The White Meeting House – The First Place of Worship in Summerville

The first settlers of the area were a group of Congregationalists from Dorchester, Massachusetts.  They sailed on the schooner Friendship with their minister, Reverend Joseph Lord, down the Ashley River.  They arrived to the area in 1696 and named their new settlement after their home township, Dorchester.

Old White Meeting House

Old White Meeting House – the first place of worship

The settlers worked hard during their first year of arriving.  They designed their little village and built a simple wood frame meeting house to worship in.  It was named the White Meeting House after their spiritual leader of the Separatist movement in Dorchester, England, Reverend John White.  Four years later in 1700, they replaced the wooden structure with a brick one.

The Church of England – the first church

The Lords Proprietors in 1707 decided to establish the Church of England in the Carolinas.  A Lord Proprietor is someone who is granted a royal charter for the establishment and government of an English colony in the 17th century.  This evolved into two churches, The Congregationalists White Meeting House, and Anglican St George.  The current Summerville Presbyterian Church and St. Paul’s Church evolved from these roots in Dorchester.

During the Revolutionary War, the British troops occupied the White Meeting House and sadly burned the interior when they left in 1781. The settlers rebuilt the White Meeting House in 1796 as a square building thirty feet by thirty feet.  For decades it served the community for worship services.

Todays Remains

In 1886 an earthquake collapsed the building, leaving only one wall standing.
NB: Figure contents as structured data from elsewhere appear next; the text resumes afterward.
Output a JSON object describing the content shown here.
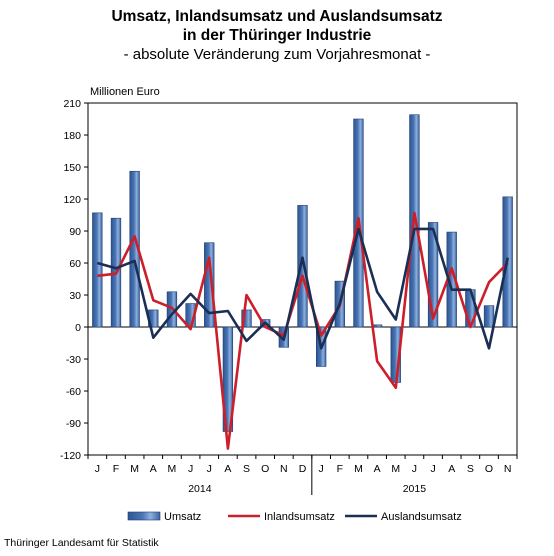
{
  "chart_data": {
    "type": "bar",
    "title_line1": "Umsatz, Inlandsumsatz und Auslandsumsatz",
    "title_line2": "in der Thüringer Industrie",
    "subtitle": "- absolute Veränderung zum Vorjahresmonat -",
    "ylabel": "Millionen Euro",
    "ylim": [
      -120,
      210
    ],
    "yticks": [
      210,
      180,
      150,
      120,
      90,
      60,
      30,
      0,
      -30,
      -60,
      -90,
      -120
    ],
    "categories": [
      "J",
      "F",
      "M",
      "A",
      "M",
      "J",
      "J",
      "A",
      "S",
      "O",
      "N",
      "D",
      "J",
      "F",
      "M",
      "A",
      "M",
      "J",
      "J",
      "A",
      "S",
      "O",
      "N"
    ],
    "years": [
      {
        "label": "2014",
        "start": 0,
        "end": 11
      },
      {
        "label": "2015",
        "start": 12,
        "end": 22
      }
    ],
    "grid": false,
    "legend_position": "bottom",
    "series": [
      {
        "name": "Umsatz",
        "kind": "bar",
        "color": "#4a76b5",
        "values": [
          107,
          102,
          146,
          16,
          33,
          22,
          79,
          -98,
          16,
          7,
          -19,
          114,
          -37,
          43,
          195,
          2,
          -52,
          199,
          98,
          89,
          35,
          20,
          122
        ]
      },
      {
        "name": "Inlandsumsatz",
        "kind": "line",
        "color": "#cc1f2a",
        "values": [
          48,
          50,
          85,
          25,
          18,
          -2,
          65,
          -114,
          30,
          0,
          -8,
          48,
          -8,
          20,
          102,
          -32,
          -57,
          107,
          8,
          55,
          0,
          42,
          60
        ]
      },
      {
        "name": "Auslandsumsatz",
        "kind": "line",
        "color": "#1b2f55",
        "values": [
          60,
          55,
          62,
          -10,
          12,
          31,
          13,
          15,
          -13,
          4,
          -12,
          65,
          -20,
          22,
          92,
          33,
          7,
          92,
          92,
          35,
          35,
          -20,
          65
        ]
      }
    ]
  },
  "footer": "Thüringer Landesamt für Statistik"
}
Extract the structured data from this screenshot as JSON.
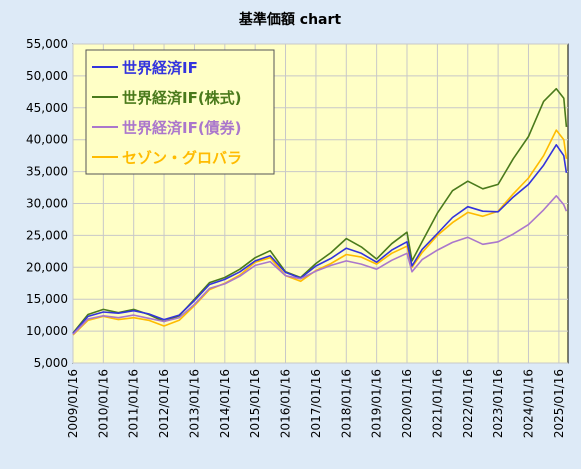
{
  "chart_data": {
    "type": "line",
    "title": "基準価額 chart",
    "xlabel": "",
    "ylabel": "",
    "ylim": [
      5000,
      55000
    ],
    "yticks": [
      "5,000",
      "10,000",
      "15,000",
      "20,000",
      "25,000",
      "30,000",
      "35,000",
      "40,000",
      "45,000",
      "50,000",
      "55,000"
    ],
    "xticks": [
      "2009/01/16",
      "2010/01/16",
      "2011/01/16",
      "2012/01/16",
      "2013/01/16",
      "2014/01/16",
      "2015/01/16",
      "2016/01/16",
      "2017/01/16",
      "2018/01/16",
      "2019/01/16",
      "2020/01/16",
      "2021/01/16",
      "2022/01/16",
      "2023/01/16",
      "2024/01/16",
      "2025/01/16"
    ],
    "grid": true,
    "legend_position": "top-left",
    "x": [
      "2009/01/16",
      "2009/07/16",
      "2010/01/16",
      "2010/07/16",
      "2011/01/16",
      "2011/07/16",
      "2012/01/16",
      "2012/07/16",
      "2013/01/16",
      "2013/07/16",
      "2014/01/16",
      "2014/07/16",
      "2015/01/16",
      "2015/07/16",
      "2016/01/16",
      "2016/07/16",
      "2017/01/16",
      "2017/07/16",
      "2018/01/16",
      "2018/07/16",
      "2019/01/16",
      "2019/07/16",
      "2020/01/16",
      "2020/03/16",
      "2020/07/16",
      "2021/01/16",
      "2021/07/16",
      "2022/01/16",
      "2022/07/16",
      "2023/01/16",
      "2023/07/16",
      "2024/01/16",
      "2024/07/16",
      "2024/12/16",
      "2025/03/16",
      "2025/04/16"
    ],
    "series": [
      {
        "name": "世界経済IF",
        "color": "#3333dd",
        "values": [
          9600,
          12300,
          13000,
          12800,
          13200,
          12700,
          11800,
          12500,
          14800,
          17300,
          18100,
          19300,
          21000,
          21800,
          19200,
          18300,
          20200,
          21400,
          23000,
          22200,
          20800,
          22700,
          24000,
          20200,
          22800,
          25300,
          27800,
          29500,
          28800,
          28700,
          31000,
          33000,
          36000,
          39200,
          37500,
          34800
        ]
      },
      {
        "name": "世界経済IF(株式)",
        "color": "#4a7a1c",
        "values": [
          9700,
          12600,
          13400,
          12900,
          13400,
          12600,
          11500,
          12400,
          15000,
          17600,
          18400,
          19700,
          21500,
          22600,
          19300,
          18400,
          20600,
          22300,
          24500,
          23200,
          21300,
          23700,
          25500,
          21000,
          24000,
          28500,
          32000,
          33500,
          32300,
          33000,
          37000,
          40500,
          46000,
          48000,
          46500,
          42000
        ]
      },
      {
        "name": "世界経済IF(債券)",
        "color": "#aa77cc",
        "values": [
          9500,
          11900,
          12400,
          12100,
          12500,
          12000,
          11500,
          12100,
          14200,
          16700,
          17400,
          18600,
          20300,
          20900,
          18700,
          18200,
          19400,
          20300,
          21000,
          20500,
          19700,
          21100,
          22200,
          19300,
          21200,
          22700,
          23900,
          24700,
          23600,
          24000,
          25200,
          26700,
          29000,
          31200,
          29800,
          28800
        ]
      },
      {
        "name": "セゾン・グロバラ",
        "color": "#ffbb00",
        "values": [
          9400,
          11700,
          12300,
          11800,
          12100,
          11700,
          10800,
          11700,
          14000,
          16500,
          17500,
          18800,
          20800,
          21500,
          18700,
          17800,
          19500,
          20600,
          22000,
          21600,
          20500,
          22200,
          23300,
          20000,
          22300,
          25000,
          27000,
          28600,
          28000,
          28800,
          31500,
          34000,
          37500,
          41500,
          40000,
          37000
        ]
      }
    ]
  }
}
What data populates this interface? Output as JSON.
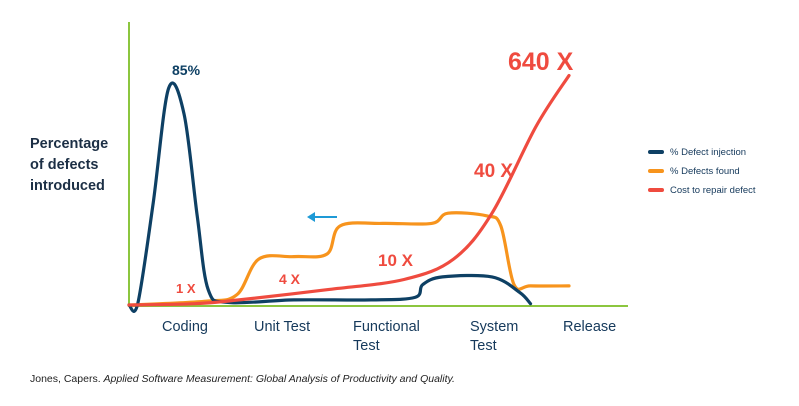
{
  "y_axis_label": "Percentage\nof defects\nintroduced",
  "phases": [
    "Coding",
    "Unit Test",
    "Functional\nTest",
    "System\nTest",
    "Release"
  ],
  "legend": [
    {
      "label": "% Defect injection",
      "color": "#0e4064"
    },
    {
      "label": "% Defects found",
      "color": "#f7941d"
    },
    {
      "label": "Cost to repair defect",
      "color": "#ef4b3f"
    }
  ],
  "annotations": {
    "peak": "85%",
    "cost_1x": "1 X",
    "cost_4x": "4 X",
    "cost_10x": "10 X",
    "cost_40x": "40 X",
    "cost_640x": "640 X"
  },
  "caption": {
    "author": "Jones, Capers.",
    "title": "Applied Software Measurement: Global Analysis of Productivity and Quality."
  },
  "chart_data": {
    "type": "line",
    "ylabel": "Percentage\nof defects\nintroduced",
    "categories": [
      "Coding",
      "Unit Test",
      "Functional\nTest",
      "System\nTest",
      "Release"
    ],
    "series": [
      {
        "name": "% Defect injection",
        "color": "#0e4064",
        "points": [
          [
            0,
            0
          ],
          [
            0.08,
            0.6
          ],
          [
            0.22,
            40
          ],
          [
            0.36,
            85
          ],
          [
            0.5,
            75
          ],
          [
            0.62,
            35
          ],
          [
            0.72,
            6
          ],
          [
            0.9,
            1
          ],
          [
            1.5,
            2
          ],
          [
            2.2,
            2
          ],
          [
            2.6,
            3
          ],
          [
            2.67,
            8
          ],
          [
            2.85,
            11
          ],
          [
            3.3,
            11
          ],
          [
            3.55,
            5
          ],
          [
            3.65,
            0.5
          ]
        ]
      },
      {
        "name": "% Defects found",
        "color": "#f7941d",
        "points": [
          [
            0,
            0
          ],
          [
            0.7,
            1.5
          ],
          [
            0.98,
            4
          ],
          [
            1.18,
            18
          ],
          [
            1.5,
            19
          ],
          [
            1.8,
            20
          ],
          [
            1.92,
            31
          ],
          [
            2.3,
            32
          ],
          [
            2.75,
            32
          ],
          [
            2.9,
            36
          ],
          [
            3.25,
            35
          ],
          [
            3.38,
            31
          ],
          [
            3.5,
            8
          ],
          [
            3.65,
            7.5
          ],
          [
            4,
            7.5
          ]
        ]
      },
      {
        "name": "Cost to repair defect",
        "color": "#ef4b3f",
        "points": [
          [
            0,
            0
          ],
          [
            0.6,
            0.5
          ],
          [
            1,
            2
          ],
          [
            1.8,
            6
          ],
          [
            2.5,
            10
          ],
          [
            2.95,
            18
          ],
          [
            3.3,
            36
          ],
          [
            3.7,
            70
          ],
          [
            4,
            90
          ]
        ]
      }
    ],
    "cost_multipliers": [
      {
        "label": "1 X",
        "phase": "Coding"
      },
      {
        "label": "4 X",
        "phase": "Unit Test"
      },
      {
        "label": "10 X",
        "phase": "Functional\nTest"
      },
      {
        "label": "40 X",
        "phase": "System\nTest"
      },
      {
        "label": "640 X",
        "phase": "Release"
      }
    ],
    "annotations": [
      "85%"
    ],
    "grid": false,
    "legend_position": "right"
  }
}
Of the original 100 acres and buildings, all that remains today are the crumbling wall of the Old White Meeting House and the graveyard, which is now owned by the Presbyterian Church of Summerville.  It’s located off Dorchester Road, GPS Coordinates: 32.965693,-80.194699.  There is no record of the first burial at the site, but it probably dates to the very first year or early years of Dorchester and continues to this day to be an active Cemetery.  You can still visit it today.